Oggi viviamo e celebriamo un’altra festa legata alla Pasqua, al Signore Risorto e vivo in mezzo a noi, in quanto la vita da risorti non conosce più la morte, infatti Gesù viene elevato e asceso al cielo. Dopo l’iniziale titubanza anche dei discepoli, probabilmente anche nostra, troviamo solo parole di speranza e conforto: nella liturgia odierna ritorna spesso il tema della pienezza (cfr Efesini 4,7-13). L’ascensione, infatti, è segno del massimo fatto e compiuto in questa vita da Gesù, per questo il Padre lo richiama e lo prende con sé. Per noi uomini manca solo la conferma di tutto questo, che avviene con la Pentecoste, il dono dello Spirito, evento già preannunciato dal brano degli Atti, dove troviamo già gli Undici riuniti nel Cenacolo (Atti 1,6-13).

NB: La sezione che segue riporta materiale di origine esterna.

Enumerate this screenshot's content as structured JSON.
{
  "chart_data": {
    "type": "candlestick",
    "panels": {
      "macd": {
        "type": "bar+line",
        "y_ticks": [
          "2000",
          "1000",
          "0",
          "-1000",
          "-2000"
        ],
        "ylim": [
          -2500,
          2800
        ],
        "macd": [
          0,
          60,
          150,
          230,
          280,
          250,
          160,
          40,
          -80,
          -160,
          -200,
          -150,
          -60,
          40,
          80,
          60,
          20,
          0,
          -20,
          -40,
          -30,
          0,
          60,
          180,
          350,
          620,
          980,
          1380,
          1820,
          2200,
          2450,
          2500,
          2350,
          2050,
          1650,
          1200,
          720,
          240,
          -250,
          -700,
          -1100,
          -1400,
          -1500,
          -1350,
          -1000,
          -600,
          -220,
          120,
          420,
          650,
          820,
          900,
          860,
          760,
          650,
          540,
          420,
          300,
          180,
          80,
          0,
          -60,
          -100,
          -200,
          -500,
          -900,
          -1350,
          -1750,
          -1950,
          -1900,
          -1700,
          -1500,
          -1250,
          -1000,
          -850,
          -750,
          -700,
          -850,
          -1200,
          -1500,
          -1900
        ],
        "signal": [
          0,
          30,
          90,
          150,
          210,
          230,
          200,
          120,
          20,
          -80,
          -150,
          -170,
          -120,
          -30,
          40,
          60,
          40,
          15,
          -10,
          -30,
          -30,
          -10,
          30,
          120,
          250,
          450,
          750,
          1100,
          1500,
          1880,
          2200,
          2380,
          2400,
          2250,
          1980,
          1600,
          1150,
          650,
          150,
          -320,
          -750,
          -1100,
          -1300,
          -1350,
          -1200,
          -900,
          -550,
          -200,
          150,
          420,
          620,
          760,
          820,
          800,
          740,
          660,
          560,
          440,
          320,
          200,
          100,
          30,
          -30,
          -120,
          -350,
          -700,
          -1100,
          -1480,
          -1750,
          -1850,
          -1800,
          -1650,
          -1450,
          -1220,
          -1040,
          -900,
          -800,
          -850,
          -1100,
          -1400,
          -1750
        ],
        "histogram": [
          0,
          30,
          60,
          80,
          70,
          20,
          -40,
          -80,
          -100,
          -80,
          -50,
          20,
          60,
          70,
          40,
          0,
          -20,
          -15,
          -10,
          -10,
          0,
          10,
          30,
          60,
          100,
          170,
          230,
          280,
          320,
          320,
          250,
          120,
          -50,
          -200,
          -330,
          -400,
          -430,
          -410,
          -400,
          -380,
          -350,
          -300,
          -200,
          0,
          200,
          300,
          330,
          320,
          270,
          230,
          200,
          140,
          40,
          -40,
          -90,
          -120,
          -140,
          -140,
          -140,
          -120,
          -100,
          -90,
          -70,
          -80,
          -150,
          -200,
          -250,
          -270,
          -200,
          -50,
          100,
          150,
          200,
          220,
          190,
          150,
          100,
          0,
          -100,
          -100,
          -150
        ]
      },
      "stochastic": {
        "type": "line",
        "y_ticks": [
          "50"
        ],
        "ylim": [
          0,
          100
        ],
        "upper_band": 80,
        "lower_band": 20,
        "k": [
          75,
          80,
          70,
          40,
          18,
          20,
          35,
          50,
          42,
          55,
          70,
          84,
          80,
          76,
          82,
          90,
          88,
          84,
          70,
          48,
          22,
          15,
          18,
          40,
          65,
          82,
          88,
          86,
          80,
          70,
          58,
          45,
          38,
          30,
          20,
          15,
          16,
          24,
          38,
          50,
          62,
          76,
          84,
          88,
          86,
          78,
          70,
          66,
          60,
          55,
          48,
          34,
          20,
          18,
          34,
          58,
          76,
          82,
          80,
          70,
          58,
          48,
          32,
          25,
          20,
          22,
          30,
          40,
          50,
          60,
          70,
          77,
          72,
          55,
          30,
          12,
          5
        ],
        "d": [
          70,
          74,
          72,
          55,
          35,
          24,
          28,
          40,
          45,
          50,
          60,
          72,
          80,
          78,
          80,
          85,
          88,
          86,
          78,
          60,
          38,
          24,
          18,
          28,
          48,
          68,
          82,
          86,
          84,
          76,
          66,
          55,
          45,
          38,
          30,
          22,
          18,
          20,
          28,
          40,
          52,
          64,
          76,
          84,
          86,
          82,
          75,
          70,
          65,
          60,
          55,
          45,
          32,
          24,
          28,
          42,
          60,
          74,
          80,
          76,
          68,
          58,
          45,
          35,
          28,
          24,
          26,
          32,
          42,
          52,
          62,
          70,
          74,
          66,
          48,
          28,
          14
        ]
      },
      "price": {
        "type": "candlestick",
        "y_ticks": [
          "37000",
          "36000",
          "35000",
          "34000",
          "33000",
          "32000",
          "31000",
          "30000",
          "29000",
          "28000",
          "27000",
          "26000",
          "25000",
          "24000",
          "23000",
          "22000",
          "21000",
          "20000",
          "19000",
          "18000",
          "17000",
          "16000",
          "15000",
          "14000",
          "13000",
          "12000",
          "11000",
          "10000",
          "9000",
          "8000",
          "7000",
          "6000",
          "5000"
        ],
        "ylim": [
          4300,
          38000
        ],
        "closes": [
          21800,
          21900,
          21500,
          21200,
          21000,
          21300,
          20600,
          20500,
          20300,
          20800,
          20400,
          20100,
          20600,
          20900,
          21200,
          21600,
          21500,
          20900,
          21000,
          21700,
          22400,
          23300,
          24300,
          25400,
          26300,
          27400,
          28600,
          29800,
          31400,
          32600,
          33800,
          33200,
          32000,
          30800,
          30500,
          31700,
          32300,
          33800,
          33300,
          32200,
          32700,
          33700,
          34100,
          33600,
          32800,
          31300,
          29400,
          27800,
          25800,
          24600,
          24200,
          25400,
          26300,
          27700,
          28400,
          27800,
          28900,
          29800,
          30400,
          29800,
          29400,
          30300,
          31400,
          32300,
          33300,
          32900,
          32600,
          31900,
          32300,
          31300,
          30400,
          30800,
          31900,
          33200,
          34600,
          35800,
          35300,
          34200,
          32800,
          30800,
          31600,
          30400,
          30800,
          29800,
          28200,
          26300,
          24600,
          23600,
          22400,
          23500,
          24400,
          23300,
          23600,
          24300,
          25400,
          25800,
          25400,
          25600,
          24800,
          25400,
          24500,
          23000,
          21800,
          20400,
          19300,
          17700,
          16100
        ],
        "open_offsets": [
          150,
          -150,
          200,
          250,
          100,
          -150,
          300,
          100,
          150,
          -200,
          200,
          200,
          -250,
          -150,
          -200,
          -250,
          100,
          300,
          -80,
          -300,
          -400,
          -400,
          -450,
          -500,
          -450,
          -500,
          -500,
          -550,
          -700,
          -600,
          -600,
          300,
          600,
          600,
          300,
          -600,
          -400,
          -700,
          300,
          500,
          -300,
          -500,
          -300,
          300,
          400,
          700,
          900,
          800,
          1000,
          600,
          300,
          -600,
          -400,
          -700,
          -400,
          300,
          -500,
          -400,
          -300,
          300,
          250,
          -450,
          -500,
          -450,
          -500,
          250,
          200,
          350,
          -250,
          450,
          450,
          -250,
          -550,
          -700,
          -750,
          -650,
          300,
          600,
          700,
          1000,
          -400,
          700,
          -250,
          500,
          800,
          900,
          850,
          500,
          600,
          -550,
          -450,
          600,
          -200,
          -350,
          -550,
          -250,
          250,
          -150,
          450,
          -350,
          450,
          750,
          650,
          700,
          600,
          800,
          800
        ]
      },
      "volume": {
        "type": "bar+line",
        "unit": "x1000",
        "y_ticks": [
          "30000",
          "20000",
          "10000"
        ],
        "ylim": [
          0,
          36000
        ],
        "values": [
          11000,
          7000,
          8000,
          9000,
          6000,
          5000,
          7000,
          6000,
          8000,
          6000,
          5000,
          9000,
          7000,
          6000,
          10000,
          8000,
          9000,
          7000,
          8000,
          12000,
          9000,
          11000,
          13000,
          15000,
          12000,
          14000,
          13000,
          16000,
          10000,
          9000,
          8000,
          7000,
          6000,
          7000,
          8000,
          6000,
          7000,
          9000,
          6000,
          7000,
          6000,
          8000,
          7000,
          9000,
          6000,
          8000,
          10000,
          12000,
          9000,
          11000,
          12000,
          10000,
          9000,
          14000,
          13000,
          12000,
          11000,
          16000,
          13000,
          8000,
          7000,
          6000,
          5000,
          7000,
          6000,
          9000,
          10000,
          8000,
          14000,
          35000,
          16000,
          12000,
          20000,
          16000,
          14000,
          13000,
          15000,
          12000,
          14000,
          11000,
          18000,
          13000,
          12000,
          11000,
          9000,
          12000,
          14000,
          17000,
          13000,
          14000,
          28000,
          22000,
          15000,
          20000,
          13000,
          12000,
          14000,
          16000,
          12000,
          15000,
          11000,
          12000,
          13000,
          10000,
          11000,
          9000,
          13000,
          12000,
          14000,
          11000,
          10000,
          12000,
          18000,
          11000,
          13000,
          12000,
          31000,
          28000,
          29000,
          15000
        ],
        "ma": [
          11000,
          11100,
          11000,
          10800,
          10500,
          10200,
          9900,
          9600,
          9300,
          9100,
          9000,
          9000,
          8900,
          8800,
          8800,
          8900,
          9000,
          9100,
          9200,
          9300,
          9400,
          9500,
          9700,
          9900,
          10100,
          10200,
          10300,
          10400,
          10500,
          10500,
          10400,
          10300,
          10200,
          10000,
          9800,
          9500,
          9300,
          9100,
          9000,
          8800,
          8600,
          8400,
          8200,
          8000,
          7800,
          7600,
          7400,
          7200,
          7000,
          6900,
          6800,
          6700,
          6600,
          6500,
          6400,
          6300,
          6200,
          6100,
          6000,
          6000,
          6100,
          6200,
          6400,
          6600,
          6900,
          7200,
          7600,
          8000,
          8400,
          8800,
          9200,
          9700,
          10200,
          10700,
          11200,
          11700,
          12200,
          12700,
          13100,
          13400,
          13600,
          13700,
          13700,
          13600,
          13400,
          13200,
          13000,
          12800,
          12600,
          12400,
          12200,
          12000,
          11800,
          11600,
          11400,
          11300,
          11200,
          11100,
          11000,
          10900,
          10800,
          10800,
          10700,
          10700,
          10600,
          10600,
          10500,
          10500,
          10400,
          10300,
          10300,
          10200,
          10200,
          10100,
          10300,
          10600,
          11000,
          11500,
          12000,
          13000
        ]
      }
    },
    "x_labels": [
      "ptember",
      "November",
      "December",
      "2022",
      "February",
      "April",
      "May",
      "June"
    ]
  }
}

Lo ricorda Gesù con la sua promessa! Lo ribadisce san Paolo agli efesini dicendo “a ciascuno di noi è stata data la grazia secondo la misura del dono di Cristo” (Efesini 4,7), con lo scopo di “edificare il corpo di Cristo”, che oggi noi sappiamo essere la Chiesa.
Mi piace pensare che Gesù sia tornato dai suoi amici che con lui avevano condiviso gioie e fatiche della sua missione, che non abbia voluto lasciarli da soli e li abbia costituiti insieme come comunità di fratelli per testimoniare a tutti il suo Lieto Annuncio (EU-ANGELOS) donandogli il Suo Spirito e benedicendoli. È molto bello quello che dice e fa: “sono proprio io!” (Luca 24,39), si fa conoscere, non ha paura a farsi vedere crocifisso e risorto e torni a condividere tutta la vita normale e concreta, perché anche loro facciano poi lo stesso! Ha preso del pane e ha mangiato, ha mostrato loro i suoi piedi e le sue mani, segnate dai chiodi.
Ora anche noi possiamo tornare a vedere la nostra vita con uno Spirito nuovo, la nostra stessa vita piena di ferite e difficoltà, animata ora dalla fede, in vista di una pienezza sperimentata e anticipata da Gesù, ma promessa anche a noi! Prepariamoci in questi ultimi giorni prima della Pentecoste! Affidiamoci allo Spirito di Cristo Risorto!